An MVPD may offer services other than delivered video services using the same network infrastructure or through cooperative arrangements with other companies. For example, some MVPDs also offer high-speed Internet access service and telephone service. Although the focus of this Report is delivered video services, these non-video services are important to the business strategies of some MVPDs and may shift the focus of competition from standalone delivered video services to bundles of video, Internet, and telephone services.
Although MVPDs have traditionally delivered video programming to television sets, some MVPDs are moving beyond the television and delivering video programming to computer screens, tablets, and smartphones. The expansion of MVPD’s delivered video programming from television to other stationary and mobile devices – generally known as TV Everywhere7 – represents a new opportunity for MVPDs that may affect their business models and competitive strategies.8
When available, this Report uses information and data directly from the MVPDs as reported to the Commission and/or a company’s shareholders. For privately held companies we primarily rely on data from SNL Kagan.9 The MVPD group also includes two DBS MVPDs, DIRECTV and DISH Network, and two large telephone company MVPDs, Verizon FiOS and AT&T U-verse. For those four companies we primarily use data found in reports to shareholders.
On the other hand, with respect to some other types of MVPDs, including HSD, OVS, PCO, there is little or no publicly or commercially available data. Comments filed for this Report provide limited data on those entities. Considering that the combined market share of these other types of MVPDs represents less than one percent of MVPD subscribers, their relevance to competition in the market for the delivery of video programming is limited.10 Thus, we do not believe that a lack of data regarding these types of MVPDs will significantly hinder our analysis of competition in the market for delivered video services.

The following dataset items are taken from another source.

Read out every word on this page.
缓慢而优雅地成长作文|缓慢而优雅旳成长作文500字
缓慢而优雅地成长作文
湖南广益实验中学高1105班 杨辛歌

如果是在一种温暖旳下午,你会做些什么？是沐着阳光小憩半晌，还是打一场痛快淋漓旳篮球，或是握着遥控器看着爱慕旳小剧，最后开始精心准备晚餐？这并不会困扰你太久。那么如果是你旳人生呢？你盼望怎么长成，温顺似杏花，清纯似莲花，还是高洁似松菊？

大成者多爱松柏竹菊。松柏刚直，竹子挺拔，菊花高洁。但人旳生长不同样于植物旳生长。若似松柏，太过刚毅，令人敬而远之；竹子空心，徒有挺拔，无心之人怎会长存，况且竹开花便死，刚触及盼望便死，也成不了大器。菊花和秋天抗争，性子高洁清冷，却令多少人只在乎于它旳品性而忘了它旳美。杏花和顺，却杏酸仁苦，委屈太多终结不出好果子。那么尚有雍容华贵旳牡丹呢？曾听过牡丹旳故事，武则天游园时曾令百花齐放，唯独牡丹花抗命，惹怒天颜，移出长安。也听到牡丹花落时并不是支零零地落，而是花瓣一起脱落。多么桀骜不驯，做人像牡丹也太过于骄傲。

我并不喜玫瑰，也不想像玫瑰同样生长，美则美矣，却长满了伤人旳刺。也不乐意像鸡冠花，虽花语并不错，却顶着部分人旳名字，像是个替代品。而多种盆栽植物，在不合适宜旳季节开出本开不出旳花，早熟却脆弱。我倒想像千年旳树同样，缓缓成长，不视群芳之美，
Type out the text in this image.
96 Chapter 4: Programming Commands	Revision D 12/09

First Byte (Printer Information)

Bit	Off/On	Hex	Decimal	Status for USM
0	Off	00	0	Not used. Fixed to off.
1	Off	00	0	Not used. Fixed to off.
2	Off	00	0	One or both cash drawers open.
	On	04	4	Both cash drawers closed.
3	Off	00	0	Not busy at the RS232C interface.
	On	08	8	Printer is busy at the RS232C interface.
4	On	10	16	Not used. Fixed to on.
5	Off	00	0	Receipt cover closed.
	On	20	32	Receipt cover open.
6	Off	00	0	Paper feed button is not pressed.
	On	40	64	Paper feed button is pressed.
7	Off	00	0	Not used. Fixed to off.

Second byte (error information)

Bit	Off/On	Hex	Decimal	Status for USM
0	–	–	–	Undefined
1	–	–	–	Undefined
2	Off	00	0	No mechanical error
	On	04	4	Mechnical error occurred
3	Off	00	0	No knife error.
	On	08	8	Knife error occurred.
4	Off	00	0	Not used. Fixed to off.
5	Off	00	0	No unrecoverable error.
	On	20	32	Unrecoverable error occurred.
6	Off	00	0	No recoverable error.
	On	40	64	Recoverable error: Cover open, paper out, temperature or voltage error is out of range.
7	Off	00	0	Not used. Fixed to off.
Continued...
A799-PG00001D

Consumers shop for MVPD alternatives in the areas where they live. However, determining which MVPDs offer video service in which geographic areas is difficult as a result of the wide variation in the geographic footprints of MVPDs and the lack of available data that would allow comparison of the geographic coverage of one type of MVPD with another type of MVPD.11 For instance, DBS MVPDs provide a nationwide footprint. Cable MVPDs, however, operate in discrete geographic areas defined by the boundaries of their individual systems and provide data to the Commission on a “cable system” basis.12 Similarly, the Commission collects data related to telephone MVPDs only to the extent that they operate under cable franchises, and thus on a cable system basis. As a result, there is no reliable method to match DBS MVPD data with cable MVPD or telephone MVPD data on a common geographic basis. We do not have the data necessary to systematically identifying with respect to any specific geographic area which MVPDs compete for the delivery of video services.